11. The Mermaid and the Swallow - Ian Bell. Singer, songwriter, broadcaster and visual artist Ian Bell used to run a small marine museum in the Lake Erie community of Port Dover, Ontario. While preparing for the opening of an exhibit on tattooing, he was visited by an old sailor, Trevor Hodge, who had grown up in Bristol, England and learned tattooing as a boy, from an artist down on the docks during WW2. Trevor brought Ian a wonderful box of hand-made tattooing gear to use in the exhibit. They got to talking, and it turned out that Trevor had been in both the Merchant and Royal Navies, and latterly had worked on Great Lakes freighters before finally settling in Ontario and plying his trade as a tattoo artist in country fairs along the St Lawrence seaway. The Mermaid and the Swallow is Ian Bell's beautifully crafted take on Trevor's life story.

12. Bright New Year - Alec Thompson.

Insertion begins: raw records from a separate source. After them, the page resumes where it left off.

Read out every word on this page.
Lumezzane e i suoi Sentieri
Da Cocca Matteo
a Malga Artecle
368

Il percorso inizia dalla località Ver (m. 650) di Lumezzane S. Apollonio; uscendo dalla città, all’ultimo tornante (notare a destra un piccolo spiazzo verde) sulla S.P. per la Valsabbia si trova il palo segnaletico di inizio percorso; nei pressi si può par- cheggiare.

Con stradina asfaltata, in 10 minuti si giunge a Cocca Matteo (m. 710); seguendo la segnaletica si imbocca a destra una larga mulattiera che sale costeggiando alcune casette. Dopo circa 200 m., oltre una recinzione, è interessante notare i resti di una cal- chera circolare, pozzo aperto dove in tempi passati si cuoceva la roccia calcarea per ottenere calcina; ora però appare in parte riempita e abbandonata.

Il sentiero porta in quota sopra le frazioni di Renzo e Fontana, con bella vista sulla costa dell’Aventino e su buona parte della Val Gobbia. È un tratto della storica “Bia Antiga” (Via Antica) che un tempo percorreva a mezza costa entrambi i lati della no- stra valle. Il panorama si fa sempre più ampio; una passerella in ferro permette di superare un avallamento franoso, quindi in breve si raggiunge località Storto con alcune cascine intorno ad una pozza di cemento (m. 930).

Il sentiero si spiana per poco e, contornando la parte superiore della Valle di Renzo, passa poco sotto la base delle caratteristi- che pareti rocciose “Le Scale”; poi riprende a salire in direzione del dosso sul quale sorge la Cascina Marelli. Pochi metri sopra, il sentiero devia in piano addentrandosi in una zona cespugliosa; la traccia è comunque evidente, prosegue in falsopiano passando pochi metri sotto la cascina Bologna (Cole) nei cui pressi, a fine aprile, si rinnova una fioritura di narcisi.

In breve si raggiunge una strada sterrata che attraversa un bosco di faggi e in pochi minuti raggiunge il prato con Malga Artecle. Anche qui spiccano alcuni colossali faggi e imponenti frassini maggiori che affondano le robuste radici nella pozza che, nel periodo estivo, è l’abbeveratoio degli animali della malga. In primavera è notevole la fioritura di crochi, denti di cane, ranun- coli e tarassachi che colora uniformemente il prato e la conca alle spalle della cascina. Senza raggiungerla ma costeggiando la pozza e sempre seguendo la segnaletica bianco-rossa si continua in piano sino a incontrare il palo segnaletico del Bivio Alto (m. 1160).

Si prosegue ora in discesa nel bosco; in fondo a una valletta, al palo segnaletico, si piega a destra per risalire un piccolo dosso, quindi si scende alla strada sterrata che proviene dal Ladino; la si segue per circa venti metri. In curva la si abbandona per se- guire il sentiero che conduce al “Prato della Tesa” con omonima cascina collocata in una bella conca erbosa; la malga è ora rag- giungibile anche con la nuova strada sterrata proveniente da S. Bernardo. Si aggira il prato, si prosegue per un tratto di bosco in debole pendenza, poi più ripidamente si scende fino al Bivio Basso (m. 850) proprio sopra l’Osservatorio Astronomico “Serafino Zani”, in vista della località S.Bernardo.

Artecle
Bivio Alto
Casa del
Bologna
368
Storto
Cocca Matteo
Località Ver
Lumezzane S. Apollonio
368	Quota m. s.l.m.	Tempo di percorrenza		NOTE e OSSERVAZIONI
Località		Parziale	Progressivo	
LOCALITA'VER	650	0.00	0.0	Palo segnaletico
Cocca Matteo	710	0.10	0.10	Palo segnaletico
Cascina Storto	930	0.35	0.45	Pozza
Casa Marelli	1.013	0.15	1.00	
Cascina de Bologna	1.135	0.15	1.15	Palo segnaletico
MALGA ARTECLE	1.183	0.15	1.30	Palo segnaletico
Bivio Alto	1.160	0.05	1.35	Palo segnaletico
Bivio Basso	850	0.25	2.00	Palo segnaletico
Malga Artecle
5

A song of the seasons which feels traditional even though it isn't.

13. Set de la Baie-Saint-Paul / The Old Sod - Trad / Ian Robb. Two tunes from the repertoire of The Old Sod Band, Ottawa's venerable contra dance band, the first a traditional Québécois tune that Ian apparently learned backwards, playing the B part before the A. The second tune was written by Ian for the Old Sod Folk Music Society of Ottawa, an organization that Ian co-founded in the 1980s and in which he is still involved.

14. Welcome Home My Sailor - Trad. A lovely Newfoundland version of the classic broken token story, from the late singer and accordion player Dorman Ralph of Little Harbour Deep, White Bay, NL, who lived his latter years in St John's. Ian credits Jim Payne & Fergus O'Byrne and also Ellen Power for catching his ear with this song. The words are known in England but set to a different melody, and the tune, a variant of Monk's Gate, is matched there to several other sets of words, but it may be that this text and tune fell into each other's arms in Newfoundland.